How is Manchester tackling homelessness in the city centre?

Some people will fall through the net and our job is to catch them. It’s not always about housing and roofs, it’s about mental health and other causes.

What wasn’t happening enough is the homeless organisations weren’t talking to each other or being listened to enough. I think it’s getting better but you cant see it yet. The visibility that the mayor’s campaign has led has provided a lightning rod for people to form collective action.

Manchester now has a social A & E, but the thing we need to do more of is tackle the root causes. What happens when you get into this situation but what happens next? We still have a public sector which doesn’t know how to cope with chaos.

If the public sector is not investing in mental health support, can the root causes ever be addressed?

It’s a national policy decision about what’s important.

As far as I’m concerned. This is a consequence of austerity. That’s not to say the money couldn’t be spent better but the bottom line is it’s just not enough for a city this complex. Mental health has never been valued politically or socially.

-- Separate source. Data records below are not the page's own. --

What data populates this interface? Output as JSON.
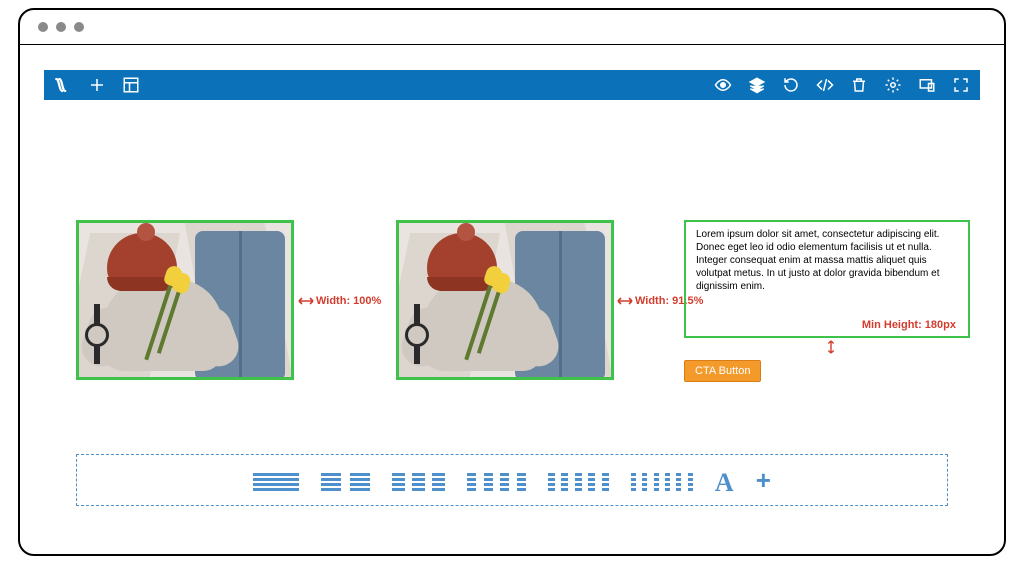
{
  "annotations": {
    "width1": "Width: 100%",
    "width2": "Width: 91.5%",
    "minHeight": "Min Height: 180px"
  },
  "textcard": {
    "body": "Lorem ipsum dolor sit amet, consectetur adipiscing elit. Donec eget leo id odio elementum facilisis ut et nulla. Integer consequat enim at massa mattis aliquet quis volutpat metus. In ut justo at dolor gravida bibendum et dignissim enim."
  },
  "cta": {
    "label": "CTA Button"
  },
  "toolbar": {
    "left": [
      "logo",
      "add",
      "layout"
    ],
    "right": [
      "preview",
      "layers",
      "history",
      "code",
      "delete",
      "settings",
      "responsive",
      "fullscreen"
    ]
  },
  "palette": {
    "items": [
      "list-1col",
      "list-2col",
      "list-3col",
      "list-4col",
      "list-5col",
      "list-6col",
      "text",
      "add"
    ]
  }
}
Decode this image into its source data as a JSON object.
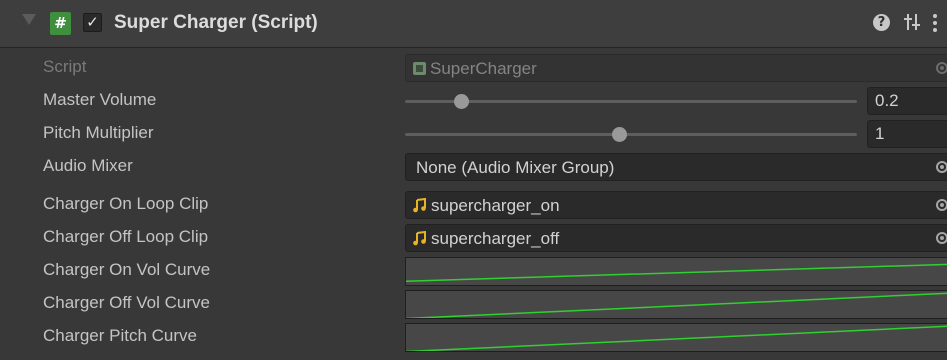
{
  "component": {
    "title": "Super Charger (Script)",
    "enabled": true,
    "script_icon_glyph": "#",
    "checkbox_glyph": "✓",
    "help_glyph": "?",
    "icons": {
      "script": "script-icon",
      "help": "help-icon",
      "presets": "presets-icon",
      "menu": "kebab-menu-icon",
      "audio_clip": "audio-clip-icon",
      "object_picker": "object-picker-icon"
    }
  },
  "fields": {
    "script": {
      "label": "Script",
      "value": "SuperCharger"
    },
    "master_volume": {
      "label": "Master Volume",
      "value": "0.2",
      "slider_fraction": 0.125
    },
    "pitch_multiplier": {
      "label": "Pitch Multiplier",
      "value": "1",
      "slider_fraction": 0.475
    },
    "audio_mixer": {
      "label": "Audio Mixer",
      "value": "None (Audio Mixer Group)"
    },
    "charger_on_loop_clip": {
      "label": "Charger On Loop Clip",
      "value": "supercharger_on"
    },
    "charger_off_loop_clip": {
      "label": "Charger Off Loop Clip",
      "value": "supercharger_off"
    },
    "charger_on_vol_curve": {
      "label": "Charger On Vol Curve",
      "curve": {
        "start": 0.2,
        "end": 0.8
      }
    },
    "charger_off_vol_curve": {
      "label": "Charger Off Vol Curve",
      "curve": {
        "start": 0.05,
        "end": 0.95
      }
    },
    "charger_pitch_curve": {
      "label": "Charger Pitch Curve",
      "curve": {
        "start": 0.05,
        "end": 0.95
      }
    }
  },
  "colors": {
    "background": "#383838",
    "header": "#3e3e3e",
    "field": "#2a2a2a",
    "curve_line": "#2fd02f",
    "script_icon": "#3f8f3e",
    "audio_icon": "#e8b423"
  }
}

Is social media a good or bad thing for civil society?

It’s a good thing. Personally its one of the single most effective tools I have. I can communicate with a whole set of people and be introduced to new ideas. That space is good. It’s a great way of connecting people to do stuff. There’s the downside as sometimes it connects people to have a go at each other.

You can draw a very specific impression if you only look at social media and get the sense that all anybody is doing is talking about what colour passports we are having or who spoke to who and what hat they were wearing.

That’s the characterisation of our national debate, and all the things we’re not talking about because of that is dispiriting. We’re not talking about mental health, for example, because we’re too busy arguing over the latest political bunfight.

The media has done nothing to stop it from being polarising. It’s the toxicity in the debate that the media is most culpable for.

But on the whole, social media is a force for good. Technology is as good as bad as we make it.